Pakistan's Imran Khan relaunches political march after surviving gun attack
In the video address, Khan rejected the police version.
ISLAMABAD, Nov 10 (Reuters) - Pakistani former prime minister Imran Khan told supporters via video-link on Thursday they should keep up an anti-government march, a week after he suffered wounds in a gun attack, and he dismissed a police report that a lone shooter tried to kill him.
The 70-year-old former cricket hero was wounded last Thursday in the shooting at a rally, part of a rolling march that he has led to press for a general election, since he was ousted in a parliament vote in April.
Khan addressed a few hundred workers who relaunched the march in the eastern city of Wazirabad, the same town where the attacker fired several shots, wounding him and 10 others. One of the injured people later died.

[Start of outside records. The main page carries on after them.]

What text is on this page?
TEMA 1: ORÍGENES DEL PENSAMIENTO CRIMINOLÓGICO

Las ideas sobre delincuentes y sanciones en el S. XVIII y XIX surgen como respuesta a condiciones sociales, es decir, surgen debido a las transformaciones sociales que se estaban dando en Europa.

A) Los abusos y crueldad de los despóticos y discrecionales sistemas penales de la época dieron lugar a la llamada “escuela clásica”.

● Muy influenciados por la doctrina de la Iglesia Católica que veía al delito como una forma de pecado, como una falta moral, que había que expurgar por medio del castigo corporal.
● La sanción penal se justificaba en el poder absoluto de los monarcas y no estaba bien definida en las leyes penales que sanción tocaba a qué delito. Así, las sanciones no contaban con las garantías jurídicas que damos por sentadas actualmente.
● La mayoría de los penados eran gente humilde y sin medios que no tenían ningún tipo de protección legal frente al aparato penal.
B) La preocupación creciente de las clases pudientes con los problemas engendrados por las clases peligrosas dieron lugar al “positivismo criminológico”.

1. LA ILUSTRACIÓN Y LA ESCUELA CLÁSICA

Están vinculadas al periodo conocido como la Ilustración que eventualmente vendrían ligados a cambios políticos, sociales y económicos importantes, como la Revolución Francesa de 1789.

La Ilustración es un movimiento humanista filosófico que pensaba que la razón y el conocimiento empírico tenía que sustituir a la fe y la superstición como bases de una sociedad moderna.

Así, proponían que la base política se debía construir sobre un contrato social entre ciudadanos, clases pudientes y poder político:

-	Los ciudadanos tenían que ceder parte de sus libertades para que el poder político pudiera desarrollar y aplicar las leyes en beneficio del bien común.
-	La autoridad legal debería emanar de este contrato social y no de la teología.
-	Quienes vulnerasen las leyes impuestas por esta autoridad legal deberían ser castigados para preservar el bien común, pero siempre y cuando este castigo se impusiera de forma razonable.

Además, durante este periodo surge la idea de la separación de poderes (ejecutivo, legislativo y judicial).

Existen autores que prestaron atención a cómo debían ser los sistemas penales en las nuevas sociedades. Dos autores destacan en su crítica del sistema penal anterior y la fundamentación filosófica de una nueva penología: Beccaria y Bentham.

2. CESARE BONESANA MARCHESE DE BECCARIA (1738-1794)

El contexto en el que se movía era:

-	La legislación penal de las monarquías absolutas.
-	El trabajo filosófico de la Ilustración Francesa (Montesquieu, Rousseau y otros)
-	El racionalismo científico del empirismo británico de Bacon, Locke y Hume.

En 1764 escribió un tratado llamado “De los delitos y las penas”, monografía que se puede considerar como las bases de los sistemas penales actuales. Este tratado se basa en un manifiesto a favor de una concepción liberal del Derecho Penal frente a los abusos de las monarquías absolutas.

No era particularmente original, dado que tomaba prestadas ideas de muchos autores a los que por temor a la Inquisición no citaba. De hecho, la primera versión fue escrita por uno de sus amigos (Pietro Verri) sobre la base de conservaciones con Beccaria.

Heavy police contingents were deployed for the security of the marchers, police official Ghulam Nabi said.
"Our march wouldn't stop," Khan said, adding the protest will instead gather strength as it closes on the capital Islamabad.
Khan has been leading public rallies to demand snap polls since his ouster by a joint opposition.
Khan said nothing could deter him from going ahead as long as the snap polls were not called, adding that he would join the protest march in the garrison city of Rawalpindi, adjacent to Islamabad, in some days.
"I will not back off as long as I'm alive," he said.
His successor Prime Minister Shehbaz Sharif has rejected the demand, saying the election will be held as scheduled later next year.
A police report released last week said a man identified as Mohammad Naveed acted alone when he took out a pistol and started shooting while Khan waved at his supporters at the event last week.
In the video address, Khan rejected the police version. He said at least two people executed what he said was a well planned attack. He did not provide evidence to back up his claim, but pointed to occasions when he spoke at his public rallies in September about a suspected plot.
Interior Minister Rana Sanaullah has said the shooter was a "self motivated and committed person" who carried out the attack on religious basis.
The former premier instead alleges that Sanaullah, the prime minister and a Pakistan military general from the country's spy agency, Inter Services Intelligence (ISI), were involved in the assassination attempt.
The government and the military have strongly denied the allegations.